Eric Horvitz is a distinguished scientist and managing director at the Microsoft Research Lab at Redmond, Washington. His interests span theoretical and practical challenges with machine learning, inference, and decision making. He has been elected a fellow of AAAI, AAAS, the American Academy of Arts and Sciences, and the National Academy of Engineering, and has been inducted into the CHI Academy. He has served as president of the AAAI, chair of the AAAS Section on Information, Computing, and Communications, and on the NSF CISE Advisory Committee.
Abstract: I will share reflections on promising directions for engaging human intellect and effort at multiple touchpoints in machine learning, including mechanisms for interaction, supervision, and decision support. I will frame opportunities with studies on harnessing the complementary intellect of people and machines, guiding human effort for supervision, interactively refining learning and inference, and generating explanations and visualizations. I will conclude with thoughts on aiming machine learning at human cognition, with an eye on applications and services that leverage inferences about cognitive affordances and biases.
Michael Kearns is a professor in the Computer and Information Science department at the University of Pennsylvania, where he holds the National Center Chair and has joint appointments in the Wharton School.He is founder of Penn's Networked and Social Systems Engineering (NETS) program (www.nets.upenn.edu),and director of Penn's Warren Center for Network and Data Sciences (www.warrencenter.upenn.edu). His research interests include topics in machine learning, algorithmic game theory, social networks, and computational finance. He has consulted extensively in the technology and finance industries.
Abstract: Traditional financial markets have undergone rapid technological change due to increased automation and the introduction of new mechanisms. Such changes have brought with them challenging new problems in algorithmic trading, many of which invite a machine learning approach. In this talk I will examine several algorithmic trading problems, focusing on their novel ML aspects, including limiting market impact, dealing with censored data, and incorporating risk considerations.

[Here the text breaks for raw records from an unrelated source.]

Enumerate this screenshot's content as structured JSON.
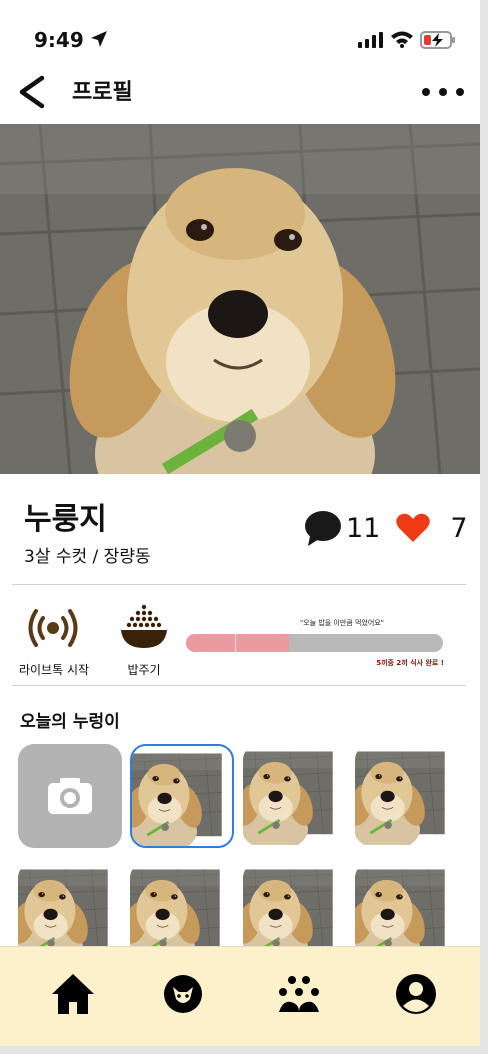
{
  "status_bar": {
    "time": "9:49"
  },
  "nav": {
    "title": "프로필"
  },
  "profile": {
    "name": "누룽지",
    "meta": "3살 수컷  / 장량동",
    "comment_count": "11",
    "like_count": "7"
  },
  "actions": {
    "live_label": "라이브톡 시작",
    "feed_label": "밥주기",
    "feed_quote": "\"오늘 밥을 이만큼 먹었어요\"",
    "feed_note": "5끼중 2끼 식사 완료 !",
    "feed_progress": 0.4
  },
  "gallery": {
    "title": "오늘의 누렁이"
  },
  "icons": {
    "back": "back-arrow-icon",
    "more": "more-dots-icon",
    "comment": "speech-bubble-icon",
    "heart": "heart-icon",
    "live": "broadcast-icon",
    "feed": "food-bowl-icon",
    "camera": "camera-icon",
    "tabs": [
      "home-icon",
      "cat-face-icon",
      "paw-icon",
      "user-icon"
    ]
  },
  "colors": {
    "heart": "#ee3b16",
    "progress_fill": "#ec9aa0",
    "progress_track": "#b9b9b9",
    "tabbar_bg": "#fcf1cb",
    "selected_border": "#2f7de1",
    "live_icon": "#5a3a14"
  }
}
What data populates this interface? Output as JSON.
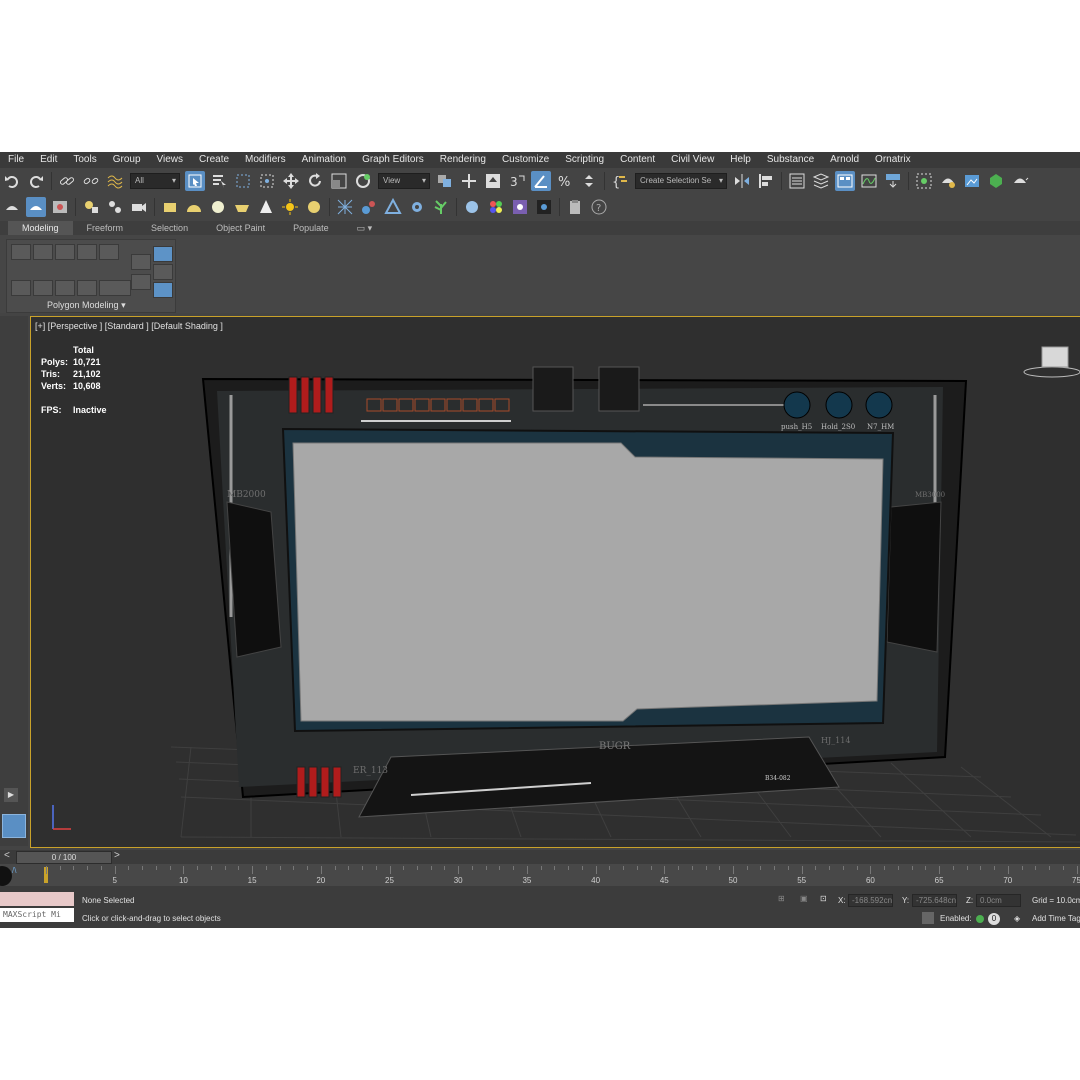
{
  "menu": [
    "File",
    "Edit",
    "Tools",
    "Group",
    "Views",
    "Create",
    "Modifiers",
    "Animation",
    "Graph Editors",
    "Rendering",
    "Customize",
    "Scripting",
    "Content",
    "Civil View",
    "Help",
    "Substance",
    "Arnold",
    "Ornatrix"
  ],
  "toolbar": {
    "filter_value": "All",
    "ref_coord_value": "View",
    "selection_set_placeholder": "Create Selection Se"
  },
  "ribbon": {
    "tabs": [
      "Modeling",
      "Freeform",
      "Selection",
      "Object Paint",
      "Populate"
    ],
    "panel_label": "Polygon Modeling"
  },
  "viewport": {
    "label": "[+] [Perspective ] [Standard ] [Default Shading ]",
    "stats": {
      "header": "Total",
      "rows": [
        {
          "key": "Polys:",
          "value": "10,721"
        },
        {
          "key": "Tris:",
          "value": "21,102"
        },
        {
          "key": "Verts:",
          "value": "10,608"
        }
      ],
      "fps_key": "FPS:",
      "fps_value": "Inactive"
    },
    "model_labels": {
      "mb_left": "MB2000",
      "mb_right": "MB3000",
      "knob1": "push_H5",
      "knob2": "Hold_2S0",
      "knob3": "N7_HM",
      "bottom": "BUGR",
      "er": "ER_113",
      "hj": "HJ_114",
      "stand": "B34-082"
    }
  },
  "timeline": {
    "frame_label": "0 / 100",
    "ticks": [
      "0",
      "5",
      "10",
      "15",
      "20",
      "25",
      "30",
      "35",
      "40",
      "45",
      "50",
      "55",
      "60",
      "65",
      "70",
      "75"
    ]
  },
  "status": {
    "none_selected": "None Selected",
    "hint": "Click or click-and-drag to select objects",
    "maxscript": "MAXScript Mi",
    "x_label": "X:",
    "x_value": "-168.592cn",
    "y_label": "Y:",
    "y_value": "-725.648cn",
    "z_label": "Z:",
    "z_value": "0.0cm",
    "grid": "Grid = 10.0cm",
    "enabled": "Enabled:",
    "enabled_value": "0",
    "add_time_tag": "Add Time Tag"
  },
  "colors": {
    "accent_blue": "#5a8fc4",
    "viewport_border": "#c9a22a",
    "screen_grey": "#a8a8a8"
  }
}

Michael I. Jordan is the Pehong Chen Distinguished Professor in the Department of Electrical Engineering and Computer Science and the Department of Statistics at the University of California, Berkeley., His research interests bridge the computational, statistical, cognitive and biological sciences, and have focused in recent years on Bayesian nonparametric analysis, probabilistic graphical models, spectral methods, kernel machines and applications to problems in distributed computing systems, natural language processing, signal processing and statistical genetics. Prof. Jordan is a member of the National Academy of Sciences, a member of the National Academy of Engineering and a member of the American Academy of Arts and Sciences. He is a Fellow of the American Association for the Advancement of Science., He has been named a Neyman Lecturer and a Medallion Lecturer by the Institute of Mathematical Statistics, and has received the ACM/AAAI Allen Newell Award. He is a Fellow of the AAAI, ACM, ASA, CSS, IMS, IEEE and SIAM.
Abstract: The rapid growth in the size and scope of datasets in science and technology has created a need for novel foundational perspectives on data analysis that blend the statistical and computational sciences. That classical perspectives from these fields are not adequate to address emerging problems in "Big Data" is apparent from their sharply divergent nature at an elementary level---in computer science, the growth of the number of data points is a source of "complexity" that must be tamed via algorithms or hardware, whereas in statistics, the growth of the number of data points is a source of "simplicity" in that inferences are generally stronger and asymptotic results or concentration theorems can be invoked. We present several research vignettes on topics at the computation/statistics interface, an interface that we aim to characterize in terms of theoretical tradeoffs between statistical risk, amount of data and "externalities" such as computation, communication and privacy. [Joint work with Venkat Chandrasekaran, John Duchi, Martin Wainwright and Yuchen Zhang.]